Кто-то однажды подарил ему американский зонтик — один из тех, которые в плотно свернутом виде размером с трость. Он был в восторге от него и использовал его как трость. Однажды, выходя из студии с другом и спеша к стоянке кэбов в нескольких кварталах, начал накрапывать дождь, и его друг, у которого не было зонтика, сказал:

«Поторапливайся и раскрой зонтик, а то мы намочим шляпы».

Он секунду повозился с зонтиком, затем поспешил дальше.

«Но я намочу свой зонтик».

Обычно говорили, что Уистлер неприступен. В своей студии, когда он за работой, — да; дома — нет.

Рекомендательное письмо от любого одобренного корреспондента почти неизменно приносило благоприятный ответ. Но не каждый корреспондент был одобрен; или если был таковым в одно время, то не обязательно оставался им бесконечно, и записка из неверного — возможно, обиженного — источника не была никакой рекомендацией вовсе. В целом, откровенная просьба от незнакомца о разрешении зайти была столь же вероятна, как и не вероятна, чтобы оказаться успешной, такая записка сама по себе была данью уважения.

Но в студии все было совсем иначе. У него не было приемных дней или часов, как у многих художников. У него не было нужды в социальной толпе в его мастерской.

Однажды теплым днем, когда он был занят работой, раздался звонок. С кистью в руке он подошел к внешней двери в верхней части шести пролетов крутых, скользких дубовых лестниц и обнаружил там мистера С——, которого знал — человека, у которого было мало дел, кроме как беспокоить других, — и леди Д——, выдающуюся и умную женщину, оба запыхавшиеся от долгого подъема.

«Ах! Мой дорогой мистер Уистлер, — протянул С——, — я взял на себя смелость привести леди Д—— повидаться с вами. Я знал, что вы будете в восторге».

«В восторге! Я уверен; совершенно невыразимо; но, — таинственно и удерживая дверь так, чтобы преградить им вход, — моя дорогая леди Д——, я никогда не простил бы нашему другу за то, что он заставил вас подняться на шесть пролетов лестницы в такой жаркий день, чтобы посетить студию в один из тех — э-э — языческих моментов, когда, — и он украдкой оглянулся назад и еще плотнее закрыл дверь, — даме абсолютно невозможно быть принятой. Клянусь душой, я бы никогда не простил его».

И леди метнула молнии в своего смущенного кавалера, пока Уистлер провожал их вниз по шести пролетам дубовых лестниц и вернулся, чтобы возобновить работу над портретом очень степенного старого джентльмена, который воспользовался перерывом, чтобы на мгновение нарушить строгость своей позы.

В те дни и в течение многих лет парижская студия находилась на Нотр-Дам-де-Шан, 86. Уистлер сказал однажды: «Только у французов есть вкус в названиях улиц».

Шесть крутых пролетов полированной дубовой лестницы, несомненно, сократили его жизнь на много лет.
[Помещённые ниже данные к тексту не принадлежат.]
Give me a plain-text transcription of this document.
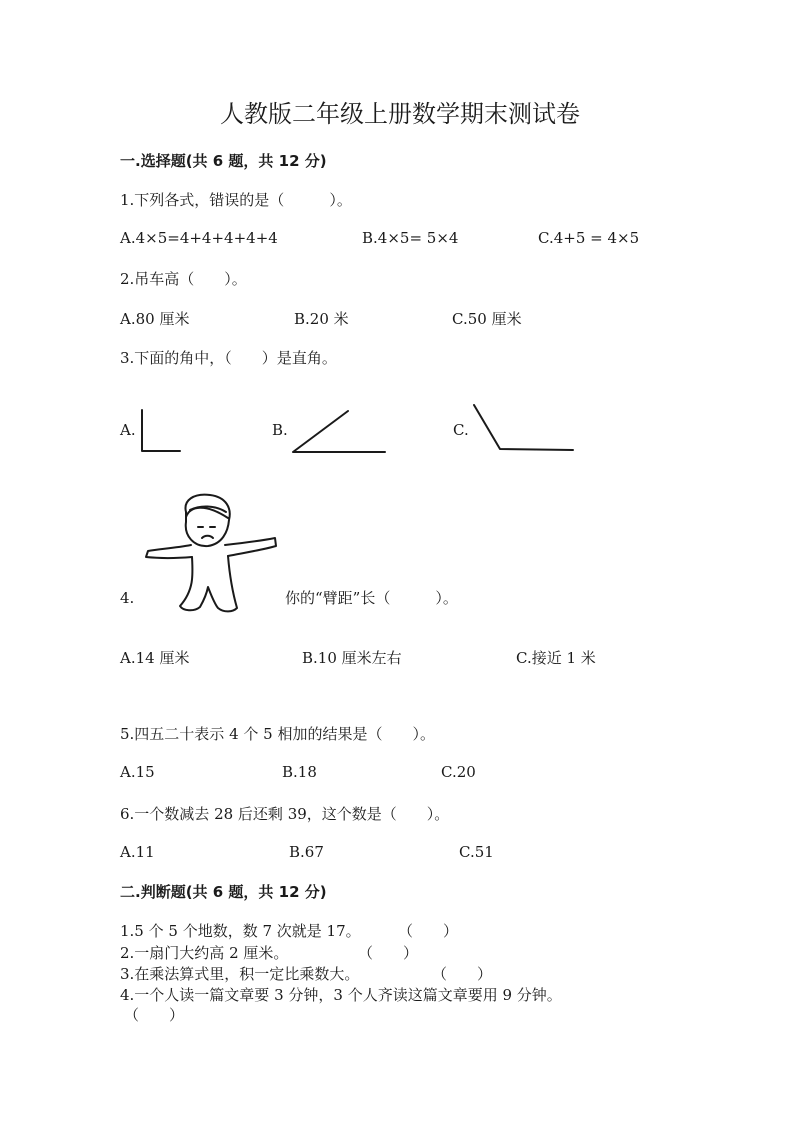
人教版二年级上册数学期末测试卷
一.选择题(共 6 题，共 12 分)
1.下列各式，错误的是（　　　）。
A.4×5=4+4+4+4+4	B.4×5= 5×4	C.4+5 = 4×5
2.吊车高（　　）。
A.80 厘米	B.20 米	C.50 厘米
3.下面的角中，（　　）是直角。
A.	B.	C.
4.	你的“臂距”长（　　　）。
A.14 厘米	B.10 厘米左右	C.接近 1 米
5.四五二十表示 4 个 5 相加的结果是（　　）。
A.15	B.18	C.20
6.一个数减去 28 后还剩 39，这个数是（　　）。
A.11	B.67	C.51
二.判断题(共 6 题，共 12 分)
1.5 个 5 个地数，数 7 次就是 17。 （　　）
2.一扇门大约高 2 厘米。	（　　）
3.在乘法算式里，积一定比乘数大。	（　　）
4.一个人读一篇文章要 3 分钟，3 个人齐读这篇文章要用 9 分钟。
（　　）
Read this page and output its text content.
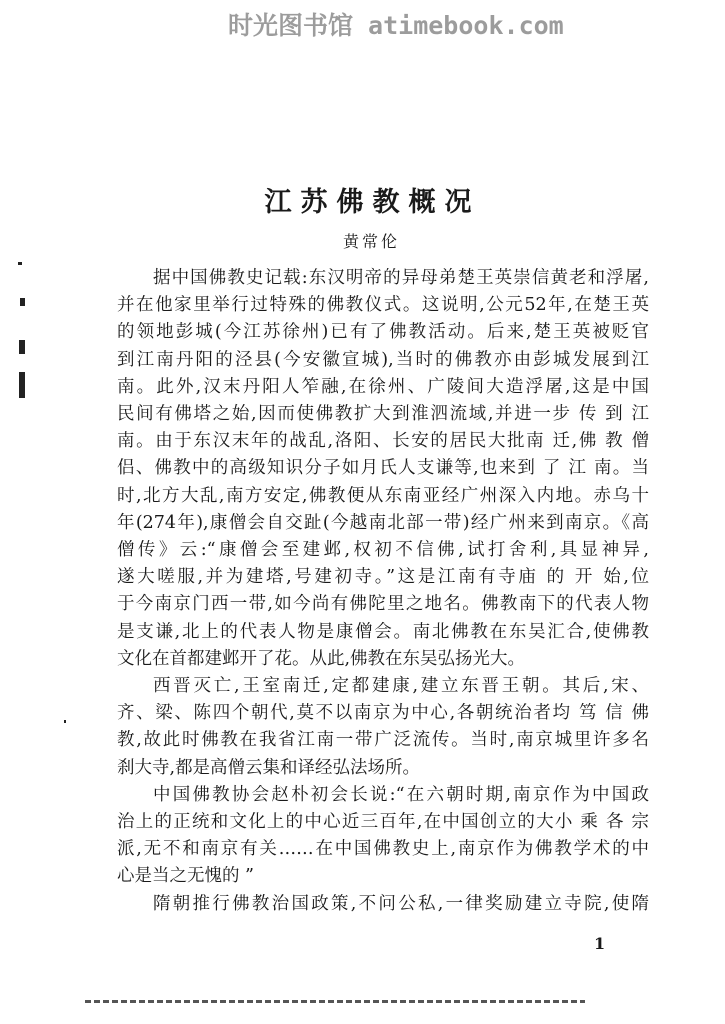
时光图书馆 atimebook.com
江苏佛教概况
黄常伦
据中国佛教史记载:东汉明帝的异母弟楚王英崇信黄老和浮屠,
并在他家里举行过特殊的佛教仪式。这说明,公元52年,在楚王英
的领地彭城(今江苏徐州)已有了佛教活动。后来,楚王英被贬官
到江南丹阳的泾县(今安徽宣城),当时的佛教亦由彭城发展到江
南。此外,汉末丹阳人笮融,在徐州、广陵间大造浮屠,这是中国
民间有佛塔之始,因而使佛教扩大到淮泗流域,并进一步 传 到 江
南。由于东汉末年的战乱,洛阳、长安的居民大批南 迁,佛 教 僧
侣、佛教中的高级知识分子如月氏人支谦等,也来到 了 江 南。当
时,北方大乱,南方安定,佛教便从东南亚经广州深入内地。赤乌十
年(274年),康僧会自交趾(今越南北部一带)经广州来到南京。《高
僧传》云:“康僧会至建邺,权初不信佛,试打舍利,具显神异,
遂大嗟服,并为建塔,号建初寺。”这是江南有寺庙 的 开 始,位
于今南京门西一带,如今尚有佛陀里之地名。佛教南下的代表人物
是支谦,北上的代表人物是康僧会。南北佛教在东吴汇合,使佛教
文化在首都建邺开了花。从此,佛教在东吴弘扬光大。
西晋灭亡,王室南迁,定都建康,建立东晋王朝。其后,宋、
齐、梁、陈四个朝代,莫不以南京为中心,各朝统治者均 笃 信 佛
教,故此时佛教在我省江南一带广泛流传。当时,南京城里许多名
刹大寺,都是高僧云集和译经弘法场所。
中国佛教协会赵朴初会长说:“在六朝时期,南京作为中国政
治上的正统和文化上的中心近三百年,在中国创立的大小 乘 各 宗
派,无不和南京有关……在中国佛教史上,南京作为佛教学术的中
心是当之无愧的 ”
隋朝推行佛教治国政策,不问公私,一律奖励建立寺院,使隋
1
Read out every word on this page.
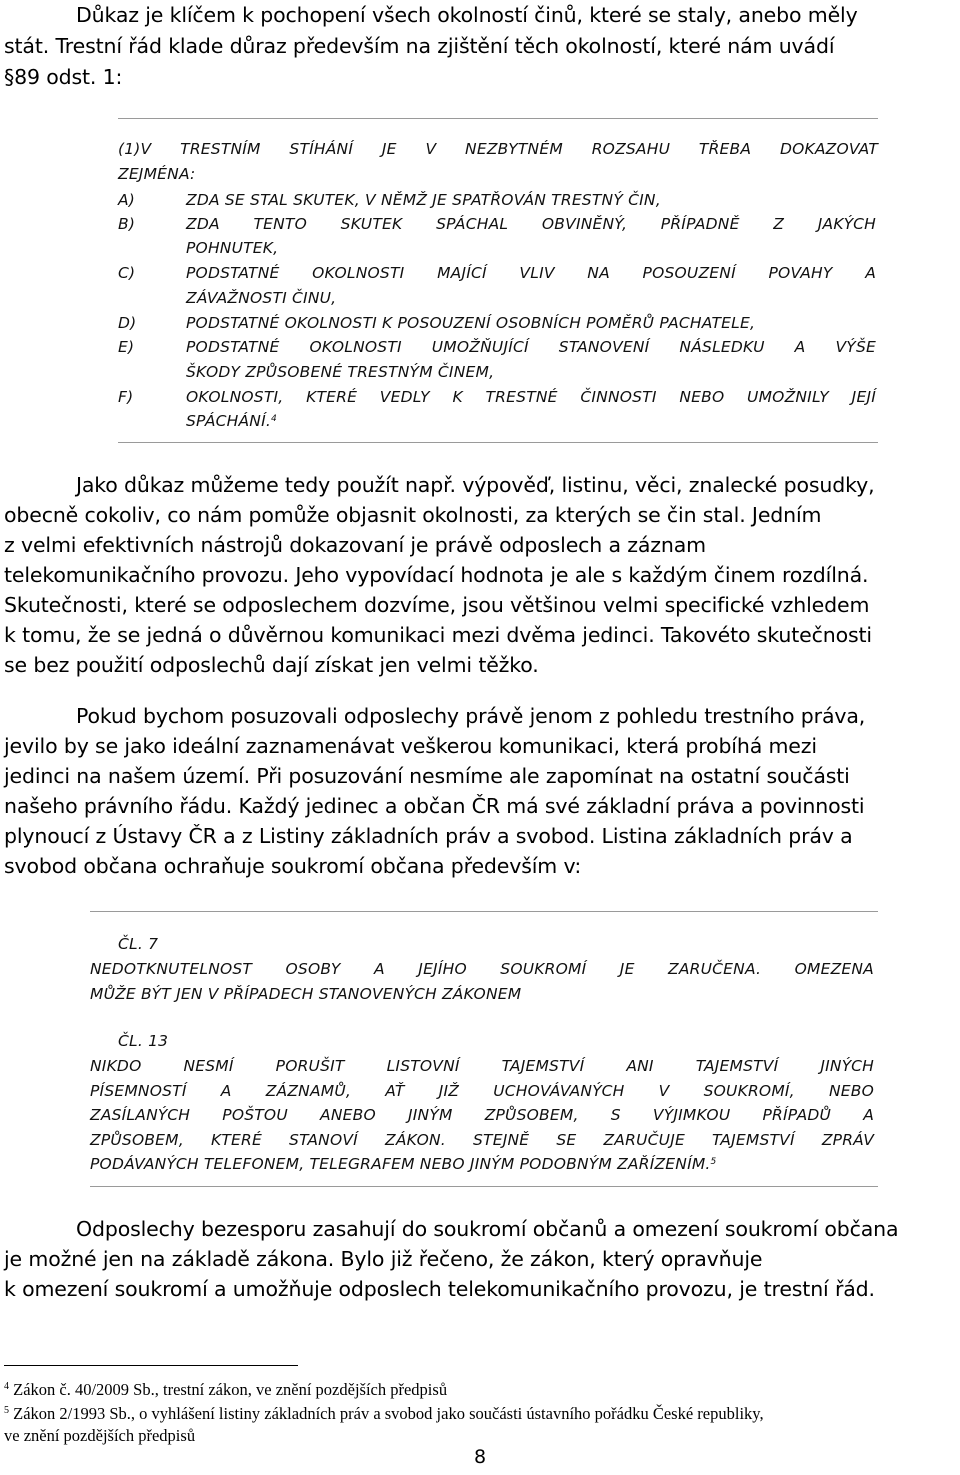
Důkaz je klíčem k pochopení všech okolností činů, které se staly, anebo měly
stát. Trestní řád klade důraz především na zjištění těch okolností, které nám uvádí
§89 odst. 1:
(1)V TRESTNÍM STÍHÁNÍ JE V NEZBYTNÉM ROZSAHU TŘEBA DOKAZOVAT
ZEJMÉNA:
A)	ZDA SE STAL SKUTEK, V NĚMŽ JE SPATŘOVÁN TRESTNÝ ČIN,
B)	ZDA TENTO SKUTEK SPÁCHAL OBVINĚNÝ, PŘÍPADNĚ Z JAKÝCH
POHNUTEK,
C)	PODSTATNÉ OKOLNOSTI MAJÍCÍ VLIV NA POSOUZENÍ POVAHY A
ZÁVAŽNOSTI ČINU,
D)	PODSTATNÉ OKOLNOSTI K POSOUZENÍ OSOBNÍCH POMĚRŮ PACHATELE,
E)	PODSTATNÉ OKOLNOSTI UMOŽŇUJÍCÍ STANOVENÍ NÁSLEDKU A VÝŠE
ŠKODY ZPŮSOBENÉ TRESTNÝM ČINEM,
F)	OKOLNOSTI, KTERÉ VEDLY K TRESTNÉ ČINNOSTI NEBO UMOŽNILY JEJÍ
SPÁCHÁNÍ.$^4$
Jako důkaz můžeme tedy použít např. výpověď, listinu, věci, znalecké posudky,
obecně cokoliv, co nám pomůže objasnit okolnosti, za kterých se čin stal. Jedním
z velmi efektivních nástrojů dokazovaní je právě odposlech a záznam
telekomunikačního provozu. Jeho vypovídací hodnota je ale s každým činem rozdílná.
Skutečnosti, které se odposlechem dozvíme, jsou většinou velmi specifické vzhledem
k tomu, že se jedná o důvěrnou komunikaci mezi dvěma jedinci. Takovéto skutečnosti
se bez použití odposlechů dají získat jen velmi těžko.
Pokud bychom posuzovali odposlechy právě jenom z pohledu trestního práva,
jevilo by se jako ideální zaznamenávat veškerou komunikaci, která probíhá mezi
jedinci na našem území. Při posuzování nesmíme ale zapomínat na ostatní součásti
našeho právního řádu. Každý jedinec a občan ČR má své základní práva a povinnosti
plynoucí z Ústavy ČR a z Listiny základních práv a svobod. Listina základních práv a
svobod občana ochraňuje soukromí občana především v:
ČL. 7
NEDOTKNUTELNOST OSOBY A JEJÍHO SOUKROMÍ JE ZARUČENA. OMEZENA
MŮŽE BÝT JEN V PŘÍPADECH STANOVENÝCH ZÁKONEM
ČL. 13
NIKDO NESMÍ PORUŠIT LISTOVNÍ TAJEMSTVÍ ANI TAJEMSTVÍ JINÝCH
PÍSEMNOSTÍ A ZÁZNAMŮ, AŤ JIŽ UCHOVÁVANÝCH V SOUKROMÍ, NEBO
ZASÍLANÝCH POŠTOU ANEBO JINÝM ZPŮSOBEM, S VÝJIMKOU PŘÍPADŮ A
ZPŮSOBEM, KTERÉ STANOVÍ ZÁKON. STEJNĚ SE ZARUČUJE TAJEMSTVÍ ZPRÁV
PODÁVANÝCH TELEFONEM, TELEGRAFEM NEBO JINÝM PODOBNÝM ZAŘÍZENÍM.$^5$
Odposlechy bezesporu zasahují do soukromí občanů a omezení soukromí občana
je možné jen na základě zákona. Bylo již řečeno, že zákon, který opravňuje
k omezení soukromí a umožňuje odposlech telekomunikačního provozu, je trestní řád.
$^4$ Zákon č. 40/2009 Sb., trestní zákon, ve znění pozdějších předpisů
$^5$ Zákon 2/1993 Sb., o vyhlášení listiny základních práv a svobod jako součásti ústavního pořádku České republiky,
ve znění pozdějších předpisů
8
Еще в 1894 году он имел обыкновение делать долгий отдых на кушетке в верхней части третьего пролета, и снова по достижении верха. Позже он стал заказывать обед в студию, чтобы избежать усталости от спуска и возвращения. Он отнюдь не был старым человеком и выглядел воплощением здоровья, щеки румяные, глаза яркие; но он начинал задыхаться, и сердце доставляло ему беспокойство — пугало его временами своими эксцентричностями и предупреждениями.

Прямолинейный друг, испугавшись, увидев его однажды почти в обмороке по достижении студии, сказал:

«Говорю тебе, Уистлер, эти лестницы станут твоей смертью; и я буду повешен, если приду сюда еще раз с тобой, потому что ты умрешь у меня на руках, а это втянет меня в неприятную историю. Почему бы тебе не иметь студию на первом этаже?»

«Когда я умру — я буду».

Но хотя случайные посетители встречали скудную любезность в студии, он был, как уже отмечалось, исключительно сердечен ко всем, кто искренне интересовался его работой, и тратил часы и часы драгоценных дней, показывая картины людям, которые действительно не могли их понять — впрочем, кто их понимал? — но которые были честны в своих выражениях одобрения, и это тоже без мысли что-либо продать из того, что у него было; на самом деле, ничто так не охлаждало энтузиазм момента, как намек на покупку; он немедленно становился другим существом, и одно за другим его сокровища поворачивались к стене.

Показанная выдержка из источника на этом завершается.